El Perro Loco.
The Mad Dog.
The Dog is back, in all his evil glory. The Devil saves the day. And the graves of issue 1 were, by a twist of anticipation in Azzarello’s best style, not those that I have been anticipating since that summer month when this off-handed, off-reservation sequel to 100 Bullets first hit my expectations.
I have gone back to look, in between these paragraphs, at the man in the Hawaiian shirt, digging graves (small ‘g’). Digging graves, throwing down earth upon cofins bearing the cross, erecting crosses to stand guard upon bodies. I’ve been played, in the manner Azz does best, knowing I would assume he was again beginning with the ending, but though this is indeed the ending, these are not the graves of Father Manny or Sister June, nor of anyone from the orphanage.
There are deaths in this story, deaths loud, rapid and concise. But Father Manny lives, albeit with the eyes burned out of his head from the desert sun, and Linda May, who we have known as Sister June, lives, albeit with a bullet in her side that makes certainty on this subject a dangerous thing. Craneo is dead, Maddon escapes with one hand, Cortez attempts to save his homunculus twin from wolves.
But the only person who dies that the Dog might have respect enough for to bury is Brother Lono.
So whose graves were they?
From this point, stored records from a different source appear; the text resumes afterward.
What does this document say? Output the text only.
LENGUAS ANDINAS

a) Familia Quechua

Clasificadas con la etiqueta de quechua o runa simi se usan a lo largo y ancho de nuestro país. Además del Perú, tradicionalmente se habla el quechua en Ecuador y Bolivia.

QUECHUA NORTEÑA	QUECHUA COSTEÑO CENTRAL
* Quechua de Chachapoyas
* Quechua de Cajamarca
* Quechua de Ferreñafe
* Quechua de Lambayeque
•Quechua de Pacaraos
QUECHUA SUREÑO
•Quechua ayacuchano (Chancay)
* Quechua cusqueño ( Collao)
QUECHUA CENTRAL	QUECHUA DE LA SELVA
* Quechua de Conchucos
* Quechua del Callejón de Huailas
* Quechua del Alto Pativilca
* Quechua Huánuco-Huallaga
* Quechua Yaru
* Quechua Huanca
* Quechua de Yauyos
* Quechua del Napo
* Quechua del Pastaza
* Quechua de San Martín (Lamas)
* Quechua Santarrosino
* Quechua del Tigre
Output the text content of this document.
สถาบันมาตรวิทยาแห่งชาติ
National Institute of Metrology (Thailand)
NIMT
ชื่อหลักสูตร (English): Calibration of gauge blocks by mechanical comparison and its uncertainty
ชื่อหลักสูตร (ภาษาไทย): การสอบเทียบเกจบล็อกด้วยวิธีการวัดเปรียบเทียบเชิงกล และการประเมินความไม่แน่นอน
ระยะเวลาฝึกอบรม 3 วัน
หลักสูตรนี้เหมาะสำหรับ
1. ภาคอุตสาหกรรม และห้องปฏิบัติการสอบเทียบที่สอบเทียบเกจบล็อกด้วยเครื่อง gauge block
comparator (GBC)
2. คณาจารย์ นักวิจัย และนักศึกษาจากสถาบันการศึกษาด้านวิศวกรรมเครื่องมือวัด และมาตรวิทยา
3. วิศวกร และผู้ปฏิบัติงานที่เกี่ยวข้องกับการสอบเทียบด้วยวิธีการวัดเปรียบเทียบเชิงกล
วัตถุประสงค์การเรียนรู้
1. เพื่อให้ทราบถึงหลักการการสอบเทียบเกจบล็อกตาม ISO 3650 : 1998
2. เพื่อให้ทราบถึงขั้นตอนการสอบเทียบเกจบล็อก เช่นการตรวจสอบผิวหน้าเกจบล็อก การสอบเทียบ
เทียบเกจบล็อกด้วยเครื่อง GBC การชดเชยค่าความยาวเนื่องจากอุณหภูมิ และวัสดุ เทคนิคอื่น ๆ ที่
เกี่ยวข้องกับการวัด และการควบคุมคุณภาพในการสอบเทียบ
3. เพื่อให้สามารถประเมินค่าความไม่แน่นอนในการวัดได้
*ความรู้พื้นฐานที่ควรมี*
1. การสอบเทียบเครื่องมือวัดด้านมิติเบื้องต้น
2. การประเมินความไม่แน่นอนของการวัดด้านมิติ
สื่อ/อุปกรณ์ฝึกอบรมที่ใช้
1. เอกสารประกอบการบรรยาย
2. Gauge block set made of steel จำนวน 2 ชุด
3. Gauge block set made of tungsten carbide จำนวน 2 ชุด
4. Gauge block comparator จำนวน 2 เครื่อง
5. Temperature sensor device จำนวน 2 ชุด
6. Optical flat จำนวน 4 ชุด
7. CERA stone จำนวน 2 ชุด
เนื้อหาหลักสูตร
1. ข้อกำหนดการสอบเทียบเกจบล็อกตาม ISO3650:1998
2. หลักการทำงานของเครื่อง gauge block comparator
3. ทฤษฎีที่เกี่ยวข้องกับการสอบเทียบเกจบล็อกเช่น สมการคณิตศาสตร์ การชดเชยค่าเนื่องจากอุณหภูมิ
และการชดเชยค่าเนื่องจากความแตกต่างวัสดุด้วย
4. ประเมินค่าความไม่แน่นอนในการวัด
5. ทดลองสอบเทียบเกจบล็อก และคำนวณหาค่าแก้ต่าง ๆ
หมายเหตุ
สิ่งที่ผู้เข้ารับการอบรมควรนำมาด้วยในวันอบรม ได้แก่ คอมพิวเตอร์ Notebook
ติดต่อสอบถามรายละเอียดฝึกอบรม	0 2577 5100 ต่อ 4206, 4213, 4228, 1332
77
Not those who died in Miami, except perhaps in symbol. And what the story doesn’t tell us, Azz will never disclose. It is for each of us to decide what shape the picture takes on the box lid, from the pieces that surround it.
The Dog is back. And, should Azzarello and Risso, with that loyal band, Dennis, Johnson, Mulvihill and Robins, choose to take it, the road back to Miami is again open. What happened to America when the Trust fell? When the Minutemen ceased to be? A Dog might want a bone to worry at.
South of the Border, down Mexico way… An interlude ends.